What does death end?

Ryan Schram
ANTH 1002: Anthropology in the world
Module 4, Week 2, Lecture 1 Social Sciences Building (A02), Room 410
ryan.schram@sydney.edu.au
October 28, 2019
Available at http://anthro.rschram.org/1002/4.2.1

Death is not individual

When people die, the relationships that they mediate are interrupted and must be restored. Death is an injury to the social body.

But death is individual

Death is individual in the sense that it is end of an individual biological organism.

Cultures contain contradictions

Cultures are not dogmas; they are not uniform or unequivocal or absolute. Cultures contain contradictions.

Heraclitus' contradictions

  • Everything gives way and nothing stands fast. You cannot step into the same river twice (quoted in Plato, Cratylus 402a).
  • The road up and the road down are one and the same (quoted in Vamvacas 2009, 104).
  • Mortals are immortals and immortals are mortals, the one living the others' death and dying the others' life (Fitt and Freeman 1983, 29).

A culture A is both A and not-A

Societies are made of up mortal individuals, but the structures and institutions of society are immortal.

Secondary burial

Robert Hertz is a student of Durkheim who observed a common pattern in burial which he argued was evidence of Durkheim's main theory of society. Many societies bury people twice.

  • First when they die
  • Later, with some modification of the corpse, to create a memorial

Examples

  • Auhelawa skull shrines
  • Malakula rambaramp effigies (Deacon 1934, 518-587)

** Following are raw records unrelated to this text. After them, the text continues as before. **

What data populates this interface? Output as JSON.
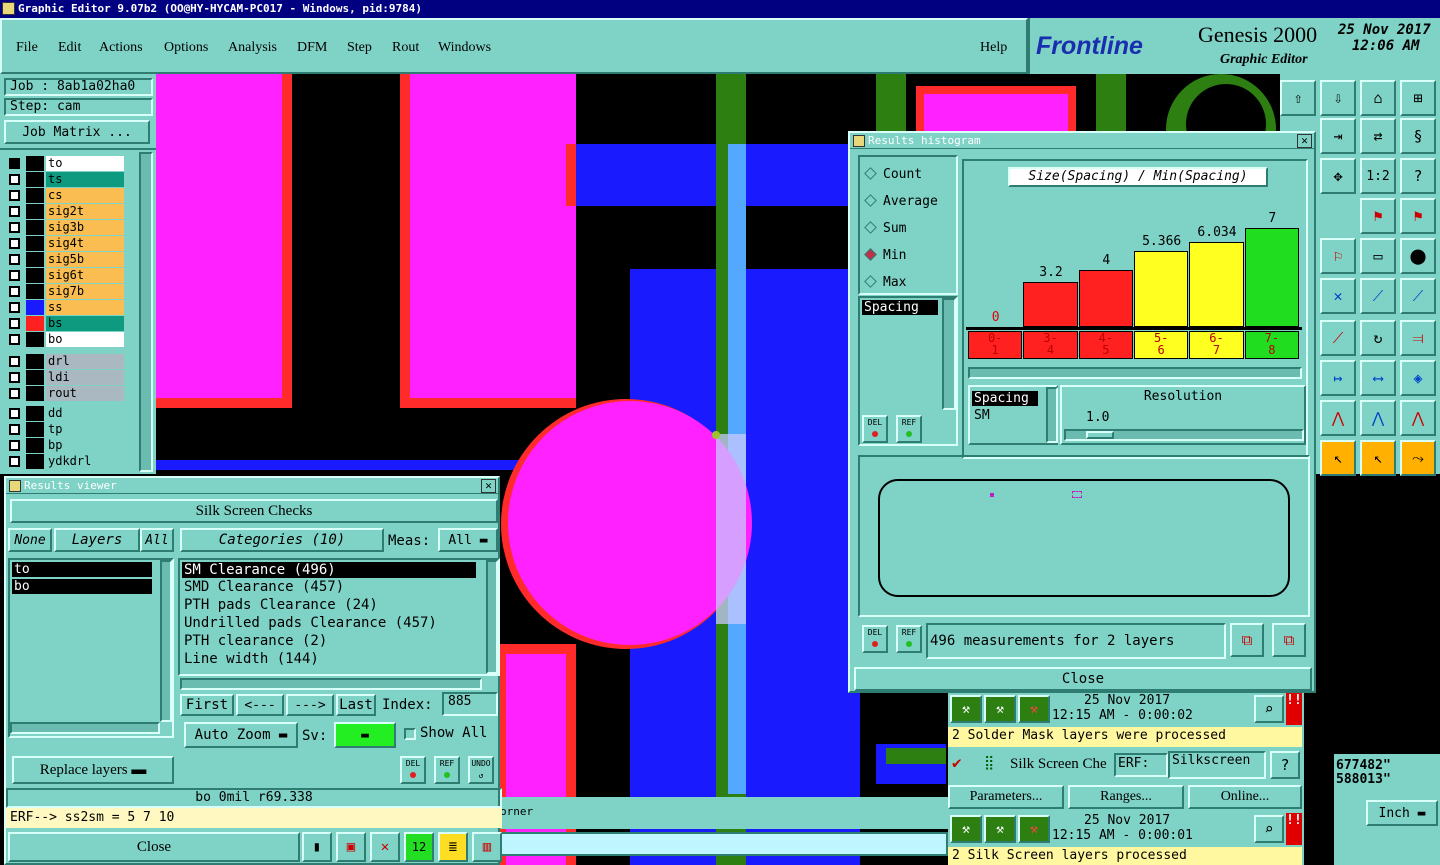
{
  "window": {
    "title": "Graphic Editor 9.07b2 (OO@HY-HYCAM-PC017 - Windows, pid:9784)"
  },
  "menu": [
    "File",
    "Edit",
    "Actions",
    "Options",
    "Analysis",
    "DFM",
    "Step",
    "Rout",
    "Windows"
  ],
  "help_label": "Help",
  "brand": {
    "logo": "Frontline",
    "product": "Genesis 2000",
    "subtitle": "Graphic Editor",
    "date": "25 Nov 2017",
    "time": "12:06 AM"
  },
  "job": {
    "job_label": "Job : 8ab1a02ha0",
    "step_label": "Step: cam",
    "matrix_button": "Job Matrix ..."
  },
  "layers": {
    "board": [
      {
        "name": "to",
        "color": "#000000",
        "bg": "#ffffff",
        "sel": "#000000"
      },
      {
        "name": "ts",
        "color": "#000000",
        "bg": "#0e9a7e"
      },
      {
        "name": "cs",
        "color": "#000000",
        "bg": "#f9bd52"
      },
      {
        "name": "sig2t",
        "color": "#000000",
        "bg": "#f9bd52"
      },
      {
        "name": "sig3b",
        "color": "#000000",
        "bg": "#f9bd52"
      },
      {
        "name": "sig4t",
        "color": "#000000",
        "bg": "#f9bd52"
      },
      {
        "name": "sig5b",
        "color": "#000000",
        "bg": "#f9bd52"
      },
      {
        "name": "sig6t",
        "color": "#000000",
        "bg": "#f9bd52"
      },
      {
        "name": "sig7b",
        "color": "#000000",
        "bg": "#f9bd52"
      },
      {
        "name": "ss",
        "color": "#1a1aff",
        "bg": "#f9bd52"
      },
      {
        "name": "bs",
        "color": "#ff2020",
        "bg": "#0e9a7e"
      },
      {
        "name": "bo",
        "color": "#000000",
        "bg": "#ffffff"
      }
    ],
    "drill": [
      {
        "name": "drl",
        "bg": "#a9b8c1"
      },
      {
        "name": "ldi",
        "bg": "#a9b8c1"
      },
      {
        "name": "rout",
        "bg": "#a9b8c1"
      }
    ],
    "misc": [
      {
        "name": "dd",
        "bg": "#7fd2c6"
      },
      {
        "name": "tp",
        "bg": "#7fd2c6"
      },
      {
        "name": "bp",
        "bg": "#7fd2c6"
      },
      {
        "name": "ydkdrl",
        "bg": "#7fd2c6"
      }
    ]
  },
  "results_viewer": {
    "title": "Results viewer",
    "heading": "Silk Screen Checks",
    "none_btn": "None",
    "layers_btn": "Layers",
    "all_btn": "All",
    "categories_btn": "Categories (10)",
    "meas_label": "Meas:",
    "meas_value": "All",
    "layer_list": [
      "to",
      "bo"
    ],
    "categories": [
      "SM Clearance (496)",
      "SMD Clearance (457)",
      "PTH pads Clearance (24)",
      "Undrilled pads Clearance (457)",
      "PTH clearance (2)",
      "Line width (144)"
    ],
    "first": "First",
    "prev": "<---",
    "next": "--->",
    "last": "Last",
    "index_label": "Index:",
    "index_value": "885",
    "auto_zoom": "Auto Zoom",
    "sv_label": "Sv:",
    "show_all": "Show All",
    "replace_layers": "Replace layers",
    "del": "DEL",
    "ref": "REF",
    "undo": "UNDO",
    "status": "bo  0mil  r69.338",
    "erf_line": "ERF--> ss2sm = 5 7 10",
    "close": "Close"
  },
  "histogram": {
    "title": "Results histogram",
    "modes": [
      "Count",
      "Average",
      "Sum",
      "Min",
      "Max"
    ],
    "selected_mode": "Min",
    "chart_title": "Size(Spacing) / Min(Spacing)",
    "attr_list": [
      "Spacing"
    ],
    "bottom_list": [
      "Spacing",
      "SM"
    ],
    "resolution_label": "Resolution",
    "resolution_value": "1.0",
    "summary": "496 measurements for 2 layers",
    "del": "DEL",
    "ref": "REF",
    "close": "Close"
  },
  "chart_data": {
    "type": "bar",
    "title": "Size(Spacing) / Min(Spacing)",
    "categories": [
      "0-1",
      "3-4",
      "4-5",
      "5-6",
      "6-7",
      "7-8"
    ],
    "values": [
      0,
      3.2,
      4,
      5.366,
      6.034,
      7
    ],
    "value_labels": [
      "0",
      "3.2",
      "4",
      "5.366",
      "6.034",
      "7"
    ],
    "bar_colors": [
      "#ff2020",
      "#ff2020",
      "#ff2020",
      "#ffff20",
      "#ffff20",
      "#20dd20"
    ],
    "ylim": [
      0,
      7.5
    ]
  },
  "erf_panel": {
    "date1": "25 Nov 2017",
    "time1": "12:15 AM - 0:00:02",
    "msg1": "2 Solder Mask layers were processed",
    "action": "Silk Screen Che",
    "erf_label": "ERF:",
    "erf_value": "Silkscreen",
    "parameters": "Parameters...",
    "ranges": "Ranges...",
    "online": "Online...",
    "date2": "25 Nov 2017",
    "time2": "12:15 AM - 0:00:01",
    "msg2": "2 Silk Screen layers processed",
    "q": "?"
  },
  "coords": {
    "x": "677482\"",
    "y": "588013\"",
    "units": "Inch"
  },
  "footer": {
    "hint": "orner"
  }
}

Merina tombs and ancestral villages

According to Bloch (1968), people of Merina society in Madagascar

  • reside in one of many small villages throughout the territory
  • have an identity linked to a single ancestral village

When a person dies, they are buried locally. Later the family will hold a famadihana ritual, meaning turning over the bones.

  • Corpse is wrapped again in fine silk sheets
  • People dance with the wrapped corpse
  • The body is reburied in a tomb of the ancestral village when the flesh has completely decomposed

In the ancestral villages and tombs, Merina society looks the way people imagine it should but doesn't.

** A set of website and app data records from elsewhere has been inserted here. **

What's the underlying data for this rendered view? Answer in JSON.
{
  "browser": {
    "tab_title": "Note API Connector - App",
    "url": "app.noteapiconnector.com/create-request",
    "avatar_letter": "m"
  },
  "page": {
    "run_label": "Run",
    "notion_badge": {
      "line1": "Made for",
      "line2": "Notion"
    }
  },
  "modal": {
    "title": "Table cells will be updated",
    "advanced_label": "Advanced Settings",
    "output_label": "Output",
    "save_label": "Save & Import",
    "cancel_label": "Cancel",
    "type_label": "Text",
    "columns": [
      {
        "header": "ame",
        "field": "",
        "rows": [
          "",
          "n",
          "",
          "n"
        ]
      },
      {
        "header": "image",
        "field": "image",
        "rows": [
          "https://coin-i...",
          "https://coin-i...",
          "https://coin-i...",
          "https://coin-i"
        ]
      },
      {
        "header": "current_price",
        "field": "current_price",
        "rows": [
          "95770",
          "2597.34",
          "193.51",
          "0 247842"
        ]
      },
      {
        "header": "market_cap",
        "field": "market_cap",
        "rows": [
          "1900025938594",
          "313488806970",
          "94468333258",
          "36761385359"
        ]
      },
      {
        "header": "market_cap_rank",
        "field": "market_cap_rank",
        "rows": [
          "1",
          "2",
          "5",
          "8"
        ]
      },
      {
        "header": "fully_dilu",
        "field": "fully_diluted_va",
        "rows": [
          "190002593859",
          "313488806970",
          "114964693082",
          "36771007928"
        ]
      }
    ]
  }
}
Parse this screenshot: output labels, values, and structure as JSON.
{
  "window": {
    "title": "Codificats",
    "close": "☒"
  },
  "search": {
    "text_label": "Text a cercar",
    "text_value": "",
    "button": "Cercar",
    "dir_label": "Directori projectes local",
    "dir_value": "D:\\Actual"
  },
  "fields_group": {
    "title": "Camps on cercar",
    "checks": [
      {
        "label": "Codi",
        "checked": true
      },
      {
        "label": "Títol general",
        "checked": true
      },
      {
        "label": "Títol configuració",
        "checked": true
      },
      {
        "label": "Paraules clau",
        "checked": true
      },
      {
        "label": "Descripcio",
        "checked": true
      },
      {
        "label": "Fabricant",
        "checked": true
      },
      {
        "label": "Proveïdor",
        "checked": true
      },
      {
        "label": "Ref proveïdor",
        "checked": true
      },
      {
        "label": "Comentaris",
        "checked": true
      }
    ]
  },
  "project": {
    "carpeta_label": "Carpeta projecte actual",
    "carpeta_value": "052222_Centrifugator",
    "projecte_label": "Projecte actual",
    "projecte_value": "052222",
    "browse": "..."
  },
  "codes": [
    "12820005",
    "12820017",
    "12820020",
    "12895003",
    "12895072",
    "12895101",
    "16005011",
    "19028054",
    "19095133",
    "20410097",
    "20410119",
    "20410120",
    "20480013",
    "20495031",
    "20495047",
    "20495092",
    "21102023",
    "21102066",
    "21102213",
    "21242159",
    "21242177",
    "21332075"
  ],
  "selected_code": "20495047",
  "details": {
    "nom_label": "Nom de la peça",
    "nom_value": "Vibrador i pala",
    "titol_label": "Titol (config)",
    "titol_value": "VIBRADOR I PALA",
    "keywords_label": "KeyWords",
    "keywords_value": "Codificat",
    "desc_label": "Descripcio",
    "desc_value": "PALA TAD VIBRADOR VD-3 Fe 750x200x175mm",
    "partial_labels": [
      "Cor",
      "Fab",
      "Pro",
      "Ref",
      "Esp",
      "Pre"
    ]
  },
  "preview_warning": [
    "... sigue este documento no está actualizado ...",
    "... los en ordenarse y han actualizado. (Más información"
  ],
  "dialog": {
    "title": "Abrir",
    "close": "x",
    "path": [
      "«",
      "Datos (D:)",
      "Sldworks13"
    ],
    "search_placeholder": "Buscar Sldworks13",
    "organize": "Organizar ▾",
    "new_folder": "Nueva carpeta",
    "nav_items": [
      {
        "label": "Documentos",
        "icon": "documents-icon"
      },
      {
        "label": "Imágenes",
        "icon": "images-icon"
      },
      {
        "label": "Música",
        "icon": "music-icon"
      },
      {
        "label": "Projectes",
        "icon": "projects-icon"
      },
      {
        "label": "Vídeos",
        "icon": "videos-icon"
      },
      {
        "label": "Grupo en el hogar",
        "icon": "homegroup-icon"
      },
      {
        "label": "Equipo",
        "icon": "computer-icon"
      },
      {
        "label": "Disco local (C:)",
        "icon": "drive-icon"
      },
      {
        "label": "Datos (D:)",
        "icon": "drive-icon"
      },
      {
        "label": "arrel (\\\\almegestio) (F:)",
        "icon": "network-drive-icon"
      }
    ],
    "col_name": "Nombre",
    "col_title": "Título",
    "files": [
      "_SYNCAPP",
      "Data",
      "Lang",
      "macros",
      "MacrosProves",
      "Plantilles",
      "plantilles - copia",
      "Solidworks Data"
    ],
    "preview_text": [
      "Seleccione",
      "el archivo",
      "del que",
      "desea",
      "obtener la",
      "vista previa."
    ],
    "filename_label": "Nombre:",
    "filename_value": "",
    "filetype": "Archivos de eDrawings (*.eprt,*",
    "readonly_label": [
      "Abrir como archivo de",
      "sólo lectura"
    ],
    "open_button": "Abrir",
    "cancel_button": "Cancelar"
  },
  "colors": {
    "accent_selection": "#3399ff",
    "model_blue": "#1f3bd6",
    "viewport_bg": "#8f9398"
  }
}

Quiz: Ancestors are people too

Go to Canvas and take Quiz no. 20: Ancestors are people too.

We have previously discussed an idea that is very relevant for understanding the status of ancestors in society. What is it?

The code will be announced in class.

The good death reconsidered

Good deaths and bad deaths are determined by what happens to dead people after they die, for instance, when and how people are buried.

Good deaths and bad deaths in the US and in Japan are defined by what happens to people when they are alive, up to and at the point of death.

  • Medical script: Death is the end of life, and a good death is a death deferred for as long as possible.
  • Revivalist script: Death is “natural” and people should understand their own death and determine what it means
  • Religious script: Death is a stage in an eternal life; there is an afterlife

These are all versions of the same thing.

One's own death

There seem to be two major themes in these scripts:

  • The physical individual whose life defined by health, illness, infirmity, and death.
    1. Diagnosis, treatment, and the prognosis of death
    2. Pain and pain alleviation
  • The sovereign individual whose life is defined by being an autonomous subject who “wants” to die a good death
    1. End-of-life decisions, e.g. living wills
    2. Cognitive capacity
    3. The right to die

References

Bloch, Maurice. 1968. “Tombs and Conservatism Among the Merina of Madagascar.” Man 3 (1): 94–104. https://doi.org/10.2307/2799414.

Deacon, A. B. 1934. Malekula: A Vanishing People in the New Hebrides. London: George Routledge and Sons, Ltd.

Fitt, Mary, and Kathleen Freeman. 1983. Ancilla to the Pre-Socratic Philosophers: A Complete Translation of the Fragments in Diels, Fragmente Der Vorsokratiker. Cambridge, Mass.: Harvard University Press.

Hertz, Robert. 1960. Death and the Right Hand. Translated by Rodney Needham. London: Routledge.

Plato. 1998. Cratylus. Translated by C. D. C. Reeve. Indianapolis: Hackett Publishing Company, Inc.

Vamvacas, Constantine J. 2009. The Founders of Western Thought – The Presocratics: A Diachronic Parallelism between Presocratic Thought and Philosophy and the Natural Sciences. Berlin: Springer Science & Business Media.